Wednesday, October 8, 2008

Oldboy and Hypermasculinity

One thing that really struck me about Oldboy as being hypermasculine was the way in which it granted male characters with multiple sources of sexual power. Though we commonly associate male sexuality with the penis, in Oldboy the tongue takes on a distinctly male sexual connotation. Woo-jin tells Oh Dae-su something to the effect that it was "Oh Dae-su's tongue and not Woo-jin's dick" that impregnated his sister. In this sense, when Dae-su cuts off his own tongue as an act of submission and repentance, he effectively castrates himself. This link between the penis and the tongue seems to grant males with greater sources of power - both sexual and non-sexual - with which to act upon the female. It is then easier for the male to render the female a victim.

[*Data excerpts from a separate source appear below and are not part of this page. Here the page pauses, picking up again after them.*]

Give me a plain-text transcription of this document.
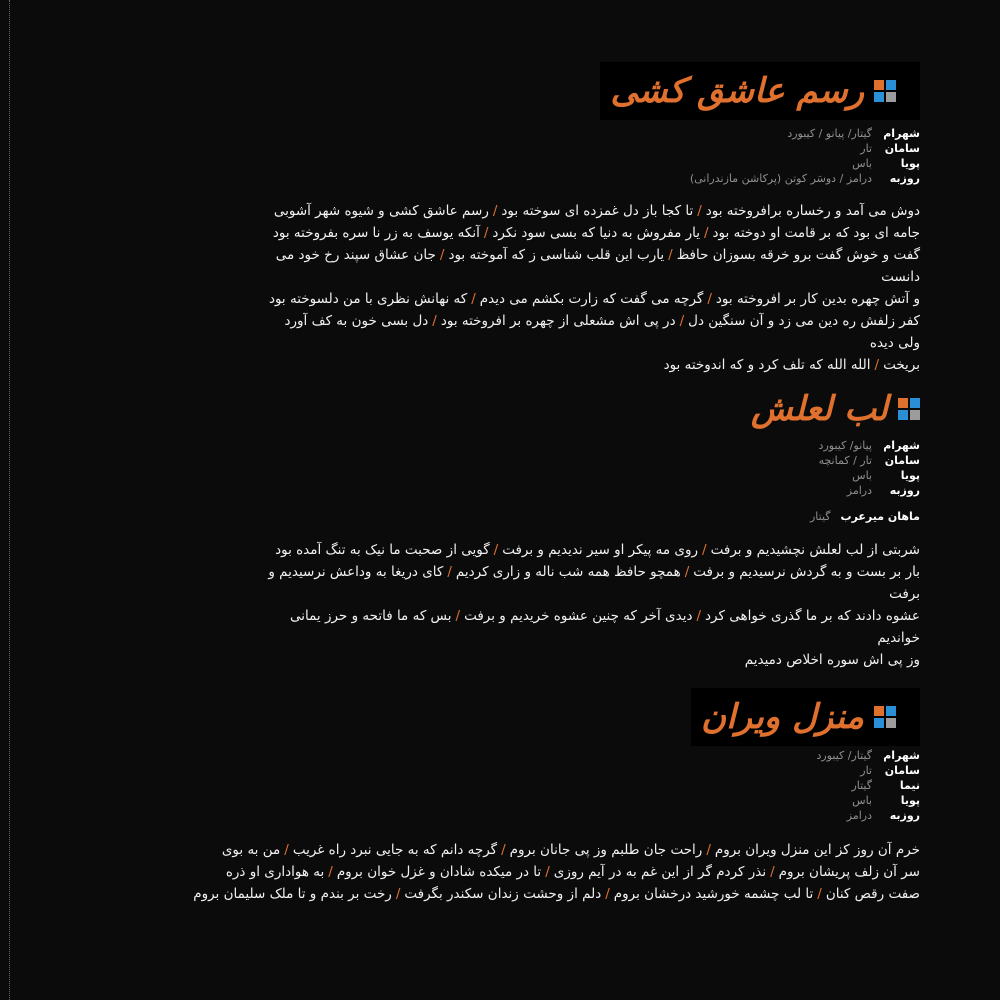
رسم عاشق کشی
شهرام
گیتار/ پیانو / کیبورد
سامان
تار
پویا
باس
روزبه
درامز / دوسَر کوتن (پرکاشن مازندرانی)
دوش می آمد و رخساره برافروخته بود/تا کجا باز دل غمزده ای سوخته بود/رسم عاشق کشی و شیوه شهر آشوبی
جامه ای بود که بر قامت او دوخته بود/یار مفروش به دنیا که بسی سود نکرد/آنکه یوسف به زر نا سره بفروخته بود
گفت و خوش گفت برو خرقه بسوزان حافظ/یارب این قلب شناسی ز که آموخته بود/جان عشاق سپند رخ خود می دانست
و آتش چهره بدین کار بر افروخته بود/گرچه می گفت که زارت بکشم می دیدم/که نهانش نظری با من دلسوخته بود
کفر زلفش ره دین می زد و آن سنگین دل/در پی اش مشعلی از چهره بر افروخته بود/دل بسی خون به کف آورد ولی دیده
بریخت/الله الله که تلف کرد و که اندوخته بود
لب لعلش
شهرام
پیانو/ کیبورد
سامان
تار / کمانچه
پویا
باس
روزبه
درامز
ماهان میرعرب
گیتار
شربتی از لب لعلش نچشیدیم و برفت/روی مه پیکر او سیر ندیدیم و برفت/گویی از صحبت ما نیک به تنگ آمده بود
بار بر بست و به گردش نرسیدیم و برفت/همچو حافظ همه شب ناله و زاری کردیم/کای دریغا به وداعش نرسیدیم و برفت
عشوه دادند که بر ما گذری خواهی کرد/دیدی آخر که چنین عشوه خریدیم و برفت/بس که ما فاتحه و حرز یمانی خواندیم
وز پی اش سوره اخلاص دمیدیم
منزل ویران
شهرام
گیتار/ کیبورد
سامان
تار
نیما
گیتار
پویا
باس
روزبه
درامز
خرم آن روز کز این منزل ویران بروم/راحت جان طلبم وز پی جانان بروم/گرچه دانم که به جایی نبرد راه غریب/من به بوی
سر آن زلف پریشان بروم/نذر کردم گر از این غم به در آیم روزی/تا در میکده شادان و غزل خوان بروم/به هواداری او ذره
صفت رقص کنان/تا لب چشمه خورشید درخشان بروم/دلم از وحشت زندان سکندر بگرفت/رخت بر بندم و تا ملک سلیمان بروم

In Joyrich's article, I had difficulty grasping this relation between consumerism and femininity. She distinguishes between the role of a producer and the role of a consumer, identifying the former as typically male and the latter as typically female. While I understand that television is more consumer-based than cinema - given commercials and the lack of commitment to a linear narrative - I had a hard time grasping cinema as something other than a product to be consumed. While Third Cinema is a clear exception, isn't classic Hollywood cinema produced primarily for the sake of consumption? Isn't commercial success a huge factor with film production and distribution? To me, it seems very complicated and ironic that the consumption of a classic Hollywood film depends upon that film's ability to appear masculine, to provide the male spectator with a male character, with whom to identify, and a female character to be an object? This seems somewhat contradictory.